Friday, August 19, 2011

Greatest TV Themes of All Time #s 10-6

#10 Car 54, Where Are You?



I went through various periods in my teens where I would watch a certain TV show, or sometimes two, every day for what seemed like several months, though maybe it was as little as 4-6 weeks, as part of my daily routine, and then something would happen where the routine would be broken, or changed, either on my part or that of the programming station, and I would never watch the show again. "Car 54" which originally aired in the early 60s, was one of these shows. On the surface it seems to be an even more than usually silly show, yet there was an exuberance in its absurdity that my young self found satisfying, and which was of a quality that is not much prevalent in the current culture. My favorite episode was the one where Gunther confesses to not having read a book in his entire life and everyone nags him about it until he agrees to try The Robe, which proceeds to consume him to the point that he ceases temporarily to be the guy everyone loves such that by the end of the show they are begging him not to read any more books.

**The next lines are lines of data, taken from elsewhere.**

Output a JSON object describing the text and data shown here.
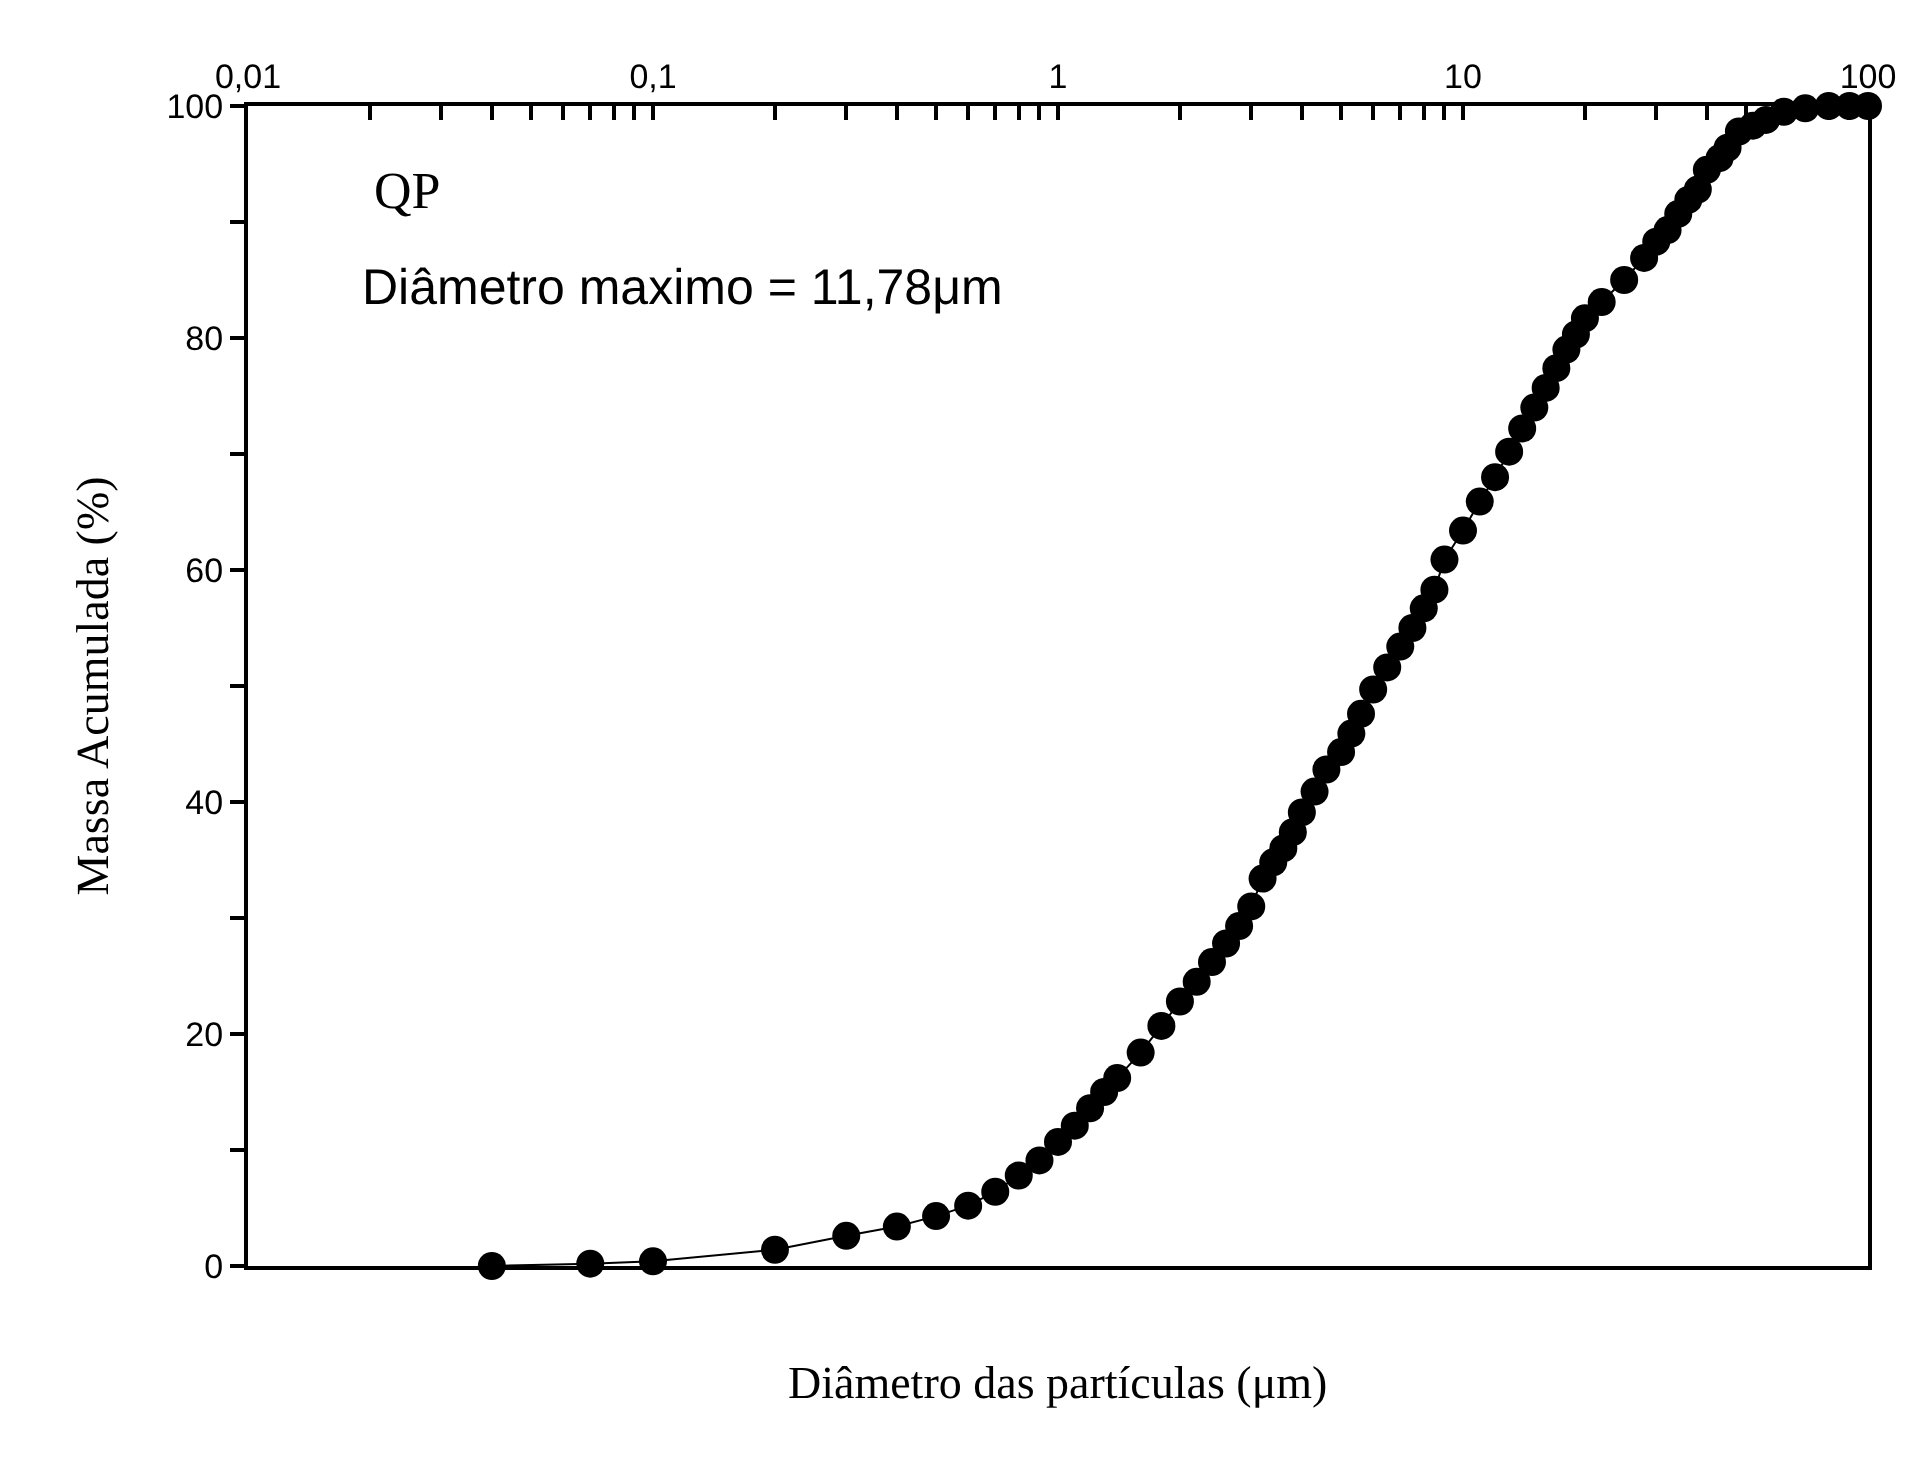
{
  "chart_data": {
    "type": "line",
    "xlabel": "Diâmetro das partículas (μm)",
    "ylabel": "Massa Acumulada (%)",
    "annotations": [
      "QP",
      "Diâmetro maximo = 11,78μm"
    ],
    "log": "x",
    "marker": "circle",
    "line_style": "solid",
    "grid": false,
    "legend": false,
    "xlim": [
      0.01,
      100
    ],
    "xticks": [
      {
        "value": 0.01,
        "label": "0,01"
      },
      {
        "value": 0.02,
        "label": null
      },
      {
        "value": 0.03,
        "label": null
      },
      {
        "value": 0.04,
        "label": null
      },
      {
        "value": 0.05,
        "label": null
      },
      {
        "value": 0.06,
        "label": null
      },
      {
        "value": 0.07,
        "label": null
      },
      {
        "value": 0.08,
        "label": null
      },
      {
        "value": 0.09,
        "label": null
      },
      {
        "value": 0.1,
        "label": "0,1"
      },
      {
        "value": 0.2,
        "label": null
      },
      {
        "value": 0.3,
        "label": null
      },
      {
        "value": 0.4,
        "label": null
      },
      {
        "value": 0.5,
        "label": null
      },
      {
        "value": 0.6,
        "label": null
      },
      {
        "value": 0.7,
        "label": null
      },
      {
        "value": 0.8,
        "label": null
      },
      {
        "value": 0.9,
        "label": null
      },
      1,
      {
        "value": 2,
        "label": null
      },
      {
        "value": 3,
        "label": null
      },
      {
        "value": 4,
        "label": null
      },
      {
        "value": 5,
        "label": null
      },
      {
        "value": 6,
        "label": null
      },
      {
        "value": 7,
        "label": null
      },
      {
        "value": 8,
        "label": null
      },
      {
        "value": 9,
        "label": null
      },
      10,
      {
        "value": 20,
        "label": null
      },
      {
        "value": 30,
        "label": null
      },
      {
        "value": 40,
        "label": null
      },
      {
        "value": 50,
        "label": null
      },
      {
        "value": 60,
        "label": null
      },
      {
        "value": 70,
        "label": null
      },
      {
        "value": 80,
        "label": null
      },
      {
        "value": 90,
        "label": null
      },
      100
    ],
    "ylim": [
      0,
      100
    ],
    "yticks": [
      0,
      {
        "value": 10,
        "label": null
      },
      20,
      {
        "value": 30,
        "label": null
      },
      40,
      {
        "value": 50,
        "label": null
      },
      60,
      {
        "value": 70,
        "label": null
      },
      80,
      {
        "value": 90,
        "label": null
      },
      100
    ],
    "series": [
      {
        "color": "#000000",
        "x": [
          0.04,
          0.07,
          0.1,
          0.2,
          0.3,
          0.4,
          0.5,
          0.6,
          0.7,
          0.8,
          0.9,
          1.0,
          1.1,
          1.2,
          1.3,
          1.4,
          1.6,
          1.8,
          2.0,
          2.2,
          2.4,
          2.6,
          2.8,
          3.0,
          3.2,
          3.4,
          3.6,
          3.8,
          4.0,
          4.3,
          4.6,
          5.0,
          5.3,
          5.6,
          6.0,
          6.5,
          7.0,
          7.5,
          8.0,
          8.5,
          9.0,
          10,
          11,
          12,
          13,
          14,
          15,
          16,
          17,
          18,
          19,
          20,
          22,
          25,
          28,
          30,
          32,
          34,
          36,
          38,
          40,
          43,
          45,
          48,
          52,
          56,
          62,
          70,
          80,
          90,
          100
        ],
        "values": [
          0,
          0.2,
          0.4,
          1.4,
          2.6,
          3.4,
          4.3,
          5.2,
          6.4,
          7.8,
          9.1,
          10.7,
          12.1,
          13.6,
          15.0,
          16.2,
          18.4,
          20.7,
          22.8,
          24.5,
          26.2,
          27.8,
          29.3,
          31.0,
          33.4,
          34.8,
          36.0,
          37.4,
          39.1,
          40.9,
          42.8,
          44.3,
          45.9,
          47.6,
          49.7,
          51.6,
          53.4,
          55.0,
          56.7,
          58.3,
          60.9,
          63.4,
          65.9,
          68.0,
          70.2,
          72.2,
          74.0,
          75.7,
          77.4,
          79.0,
          80.3,
          81.7,
          83.1,
          85.0,
          86.9,
          88.3,
          89.3,
          90.7,
          91.9,
          92.8,
          94.5,
          95.5,
          96.4,
          97.8,
          98.3,
          98.8,
          99.5,
          99.8,
          100,
          100,
          100
        ]
      }
    ]
  }
}
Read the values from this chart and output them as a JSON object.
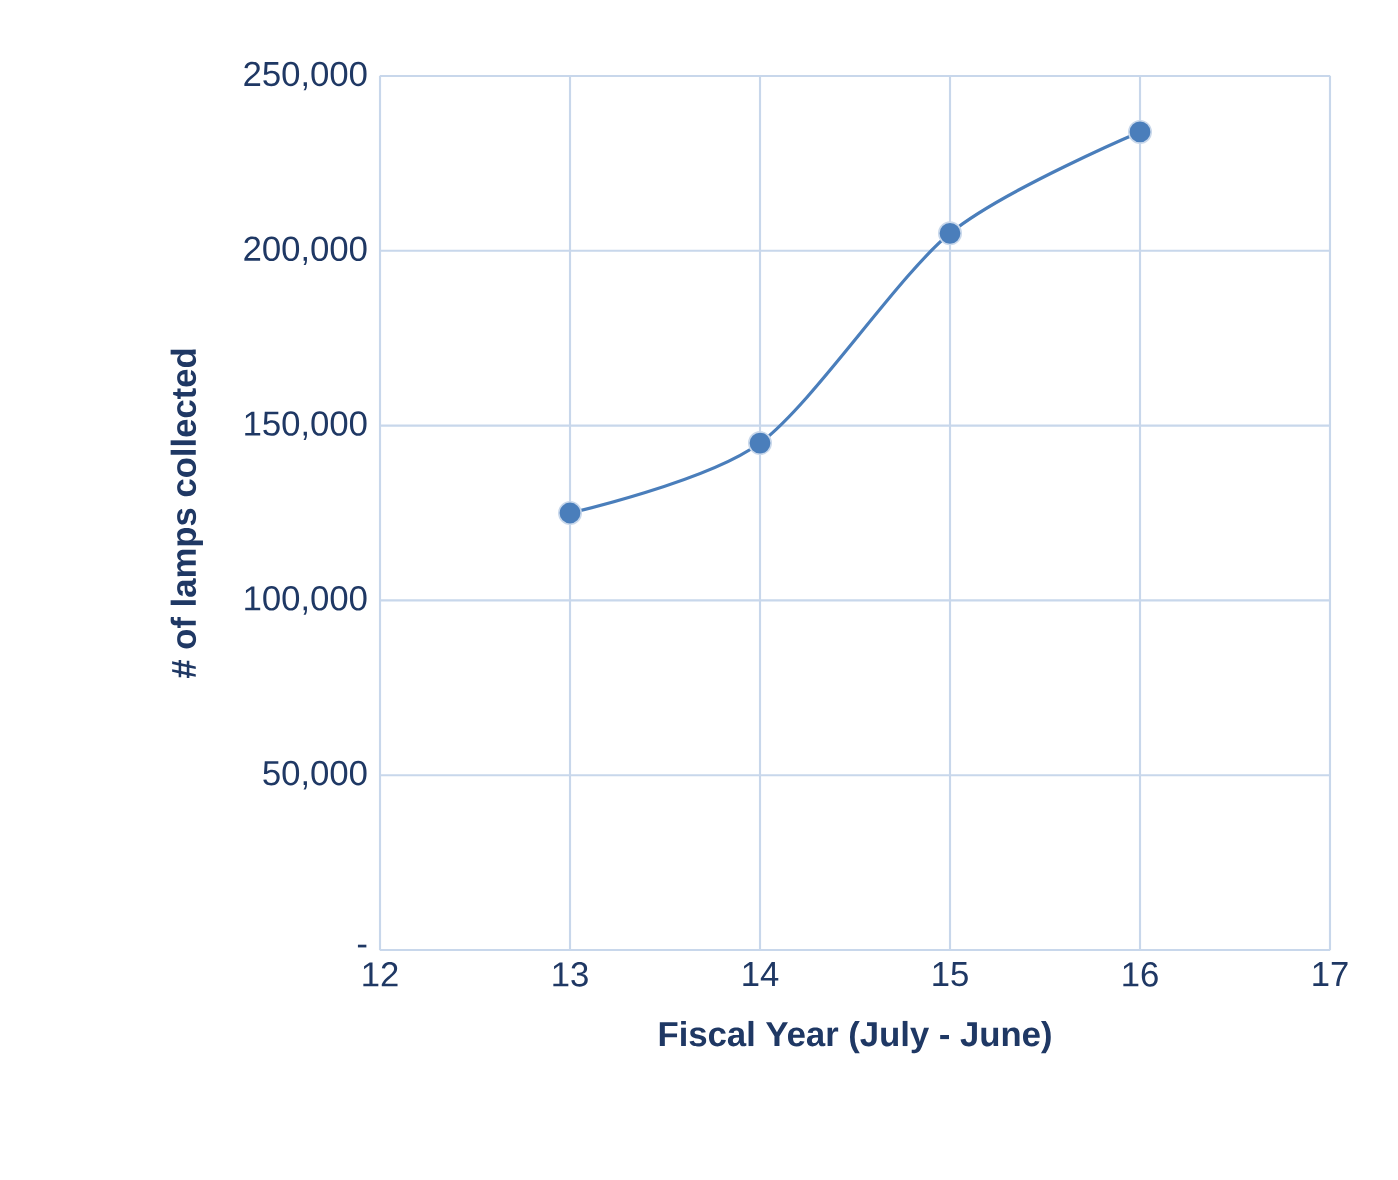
{
  "chart_data": {
    "type": "line",
    "xlabel": "Fiscal Year (July - June)",
    "ylabel": "# of lamps collected",
    "x": [
      13,
      14,
      15,
      16
    ],
    "series": [
      {
        "color": "#4a7ebb",
        "values": [
          125000,
          145000,
          205000,
          234000
        ]
      }
    ],
    "xlim": [
      12,
      17
    ],
    "xticks": [
      12,
      13,
      14,
      15,
      16,
      17
    ],
    "ylim": [
      0,
      250000
    ],
    "yticks": [
      {
        "value": 0,
        "label": "-"
      },
      {
        "value": 50000,
        "label": "50,000"
      },
      {
        "value": 100000,
        "label": "100,000"
      },
      {
        "value": 150000,
        "label": "150,000"
      },
      {
        "value": 200000,
        "label": "200,000"
      },
      {
        "value": 250000,
        "label": "250,000"
      }
    ],
    "grid": true,
    "marker": "circle",
    "line_style": "solid"
  }
}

When I was a very young child, my grandmother had a dog named Gunther J Toody, so I gather the program was popular in that household as well.

It is worth noting that despite the show's protagonists being New York City policemen, its storylines rarely centered around any actual crimes, and when they did I cannot recall anything much more serious than petty fraud or running red lights, though it is possible my memory is faulty in this.

#9 Dallas

They aren't letting me embed the themes from any of the early seasons, so I will have to link to it here.

As far as embedded material goes, I can offer some footage of the great Victoria Principal disco dancing.
http://youtu.be/Bmv3SIzuTL4

Dallas was to me the opposite of Car 54 in terms of the emotional reassurance it offered, and I often wonder if it did not mark a significant stage in the decline of the overall morale and spritual well-beings of the mass of Americans during this period. This was the first television show I can remember that openly reveled in the total ruthlessness and moral depravity of wealthy and powerful people rather than affecting to be appalled by it, indeed even presented it as a central component of their success. And make no mistake, compared to the average schlub viewer, they were indisputably successful, and the schlub viewer was not so gently warned that if he should ever run across people of this type he had best get the hell out of their way as quickly and unobtrusively as possible, unless he has a taste for seeing the entire edifice of his pitiful life collapse in humiliation and ruin in a matter of seconds that those inflicting the pain upon him probably would not even notice. I am quite certain that the show scarred me at an impressionable age when I ought not to have been watching it. There was in particular one episode in which J.R. had just finished financially destroying a minor rival in the oil business and giddily delivered the news by telephone from bed after ravishing the rival's woman. I realized all at once that this was what serious people were really like; and all the years of optimistic and supposedly uplifting movies and books and TV programs about adhering to the bourgeois virtues were swept away in a single blow, and I don't think I have ever had true faith in them again.

#8 The Jeffersons

Whoever owns the rights to the Jeffersons theme song is adamant that no one be allowed to hear it without a royalty, hence the silent video.

Obviously one of the great songs of all time in this category.

#7 Green Acres

While I don't remember it, Green Acres apparently vied with Petticoat Junction as my favorite TV show when I was four. I would love to be able to figure out why these 2 programs appealed to me so strongly as they did, but thus far I cannot do so.

#6 The Odd Couple



I've been having one of my retro-crushes lately on New York in the early 70s, or more precisely from around 1969-73, roughly the apogee of the Joe Namath and Tom Seaver era. In the case of New York it seems to be especially true that the heyday of sporting icons roughly parallel a particular character in the epoch of the city, and they start to fade when the character of their time fades, or perhaps vice versa--for while the changes in the city's character are fairly easy to mark through most of the 20th century, and the 1965-1980 period can almost be identified season by season, I find I have lost track of any sense of the subtleties of such changes since the late 90s--perhaps until Derek Jeter and Mariano Rivera fade from the scene and are replaced by new heroes everything will seem to me fundamentally the same as they were then. As far as New York in the 70s goes, it is only this early part that I have as yet come around to finding somewhat attractive. The disco era, perhaps because I have some actual memories of it, I still have not been able to warm up to, and the Death Wish/Taxi Driver-era New York of the mid-70s, and even of the later seasons of this show, while fascinating, also seem yet a little too dark and despairing, as well as representing the period when certain appealing aspects of the old New York that were still lingering into the early 70s seem to have been, if not entirely killed off, stifled to the point that they became overwhelmed by other qualities and difficult, or at least more difficult, for people like me who are perpetually starved for them, to imbibe at second or fifth hand as perhaps it was possible to do formerly. What were these mystical qualities of which I speak? I am going to have to try to identify what it is I mean, only because it is an important matter to me, and I experience it when I do sense its presence as some absent or lost vigor that I should be partaking in, but am not. But this will have to be saved for a future post.